When I came to add up the bird species on my list for 2012 I was pleasantly surprised by the total, since I didn’t go to many places, and the weather was unhelpful: 109 seen and four heard.
However, I confess that my numbers were boosted by my Super Saturday, assisted by Mark Avery, as I explain below.
In January a short walk in Upper Teesdale gave me a black grouse.
In March, on Iping Common, West Sussex, I saw a woodlark.
In April I was dive-bombed by a buzzard as I reached the top of Murton Pike in Cumbria.
In May, I got up at 5am and saw and heard a ring ouzel in the Tavy Valley, Dartmoor.
In June I took part in the annual count of nightjars at Wishmoor Bottom, near Camberley, Surrey. I did see a nightjar, also woodcock, tree pipit, stonechat, whitethroat and others.
Also in June, in the North York Moors, I saw my only redstarts and tree sparrows of the year. In August there was a peregrine still perching on the side of Derby cathedral, having nested there. I also saw a peregrine in April on Alport Castles, the Derbyshire landslip, and in July a youngster clinging to the side of the sheer chalk Swyre Head on the south Dorset coast.
Also in August, on a walk from Faversham to Sittingbourne, Kent, I saw black-tailed godwit and shoveler on Oare Marshes, and greenshank on Milton Creek.
I had four visits to the RSPB’s Otmoor, which is always a joy.
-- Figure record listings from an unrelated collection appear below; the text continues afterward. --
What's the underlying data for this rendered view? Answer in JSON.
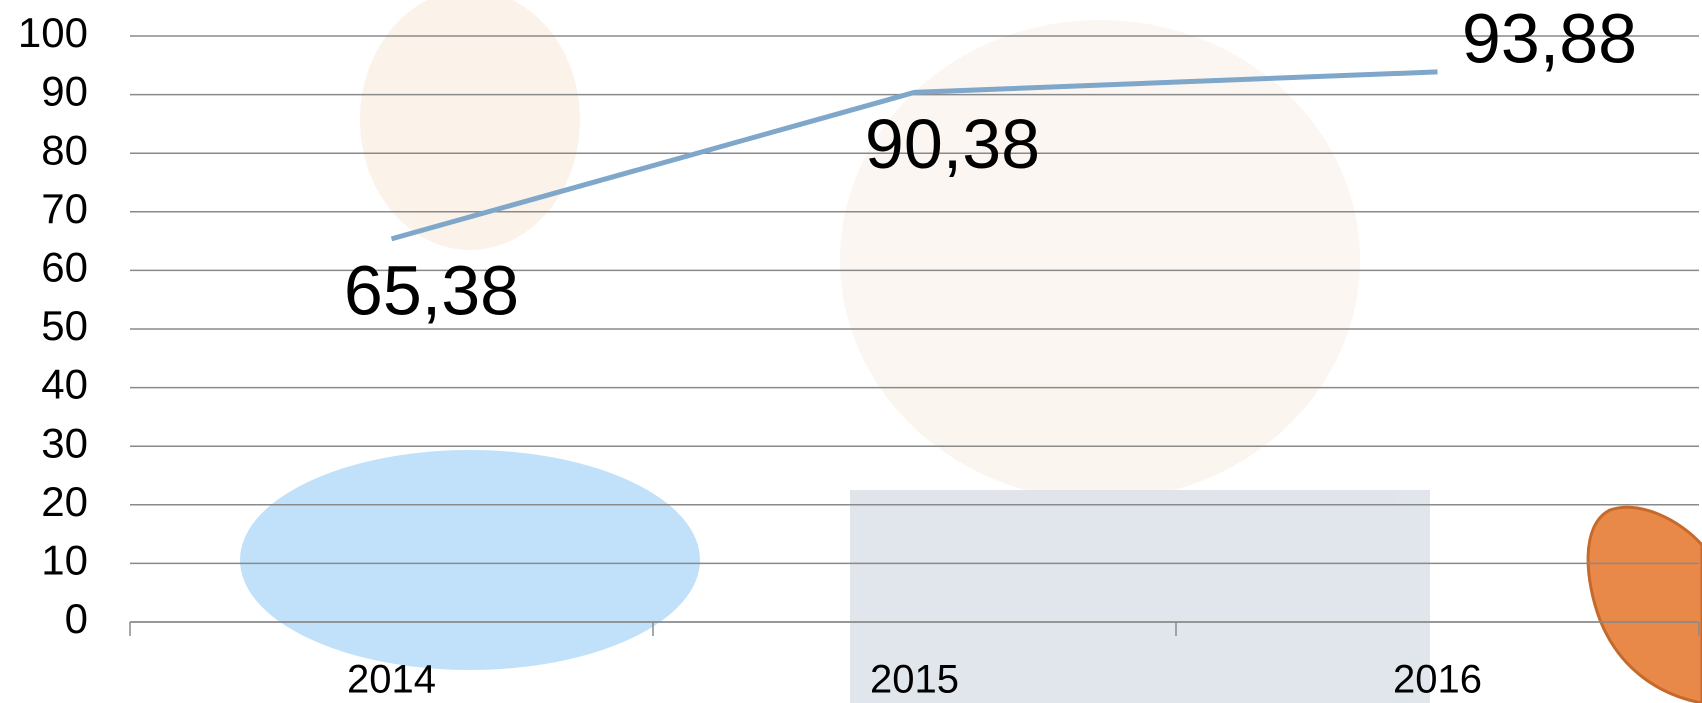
{
  "chart_data": {
    "type": "line",
    "categories": [
      "2014",
      "2015",
      "2016"
    ],
    "series": [
      {
        "color": "#7fa7c9",
        "values": [
          65.38,
          90.38,
          93.88
        ],
        "value_labels": [
          "65,38",
          "90,38",
          "93,88"
        ]
      }
    ],
    "ylim": [
      0,
      100
    ],
    "yticks": [
      0,
      10,
      20,
      30,
      40,
      50,
      60,
      70,
      80,
      90,
      100
    ],
    "grid": true
  }
}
On 27 February my sightings included white-fronted goose, redpoll and golden plover. On 4 June, there were little stint, little-ringed plover and dunlin. On 23 June I saw my first-ever hobby and heard my first-ever grasshopper warblers, as well as turtle dove and drumming snipe. On 30 December there were flocks of lapwing and golden plover and I waited hopefully for the starlings to come in to roost. They didn’t, but like Mrs Aldwinkle in Those Barren Leaves, we dared not tear ourselves away lest the apocalpytic event should occur (I owe that point to my partner Chris).
And so to my Super Saturday, 12 May. I joined Mark Avery at 8am at Stanwick Lake, Northamptonshire, on a lovely clear morning. I saw or heard 44 species (he had more of course), and the firsts for me were Cetti’s warbler, lesser whitethroat and garganey. But I doubt I’d have identified so many on my own. It was a memorable walk.
I paid a visit to a friend and was heading for home in the afternoon, when I thought I’d swing round via Bledlow, as I’d read on the Buckinghamshire Birding blog that a nightingale had been singing in a bush near Bledlow for some days. I didn’t really expect to hear him, at 5 pm next to a busy steam-railway, but I following the footpath to the railway line then took a path along the edge of the field to the bosky corner. Shortly after I arrived he began singing, and then presented himself at the top of the bush. A rare treat indeed. (I had had no success on 30 April and 5 May surveying a square for the British Trust for Ornithology, where nightingales had been seen in the past.)
But I’ll end at home in Turville, where I get much pleasure year round from wandering up the hill and through the woods, watching and listening to the red kites and buzzards, ravens, rooks and jackdaws, the scolding nuthatches and robins, with the bonus of chiffchaffs and blackcaps in spring time. There’s always plenty about.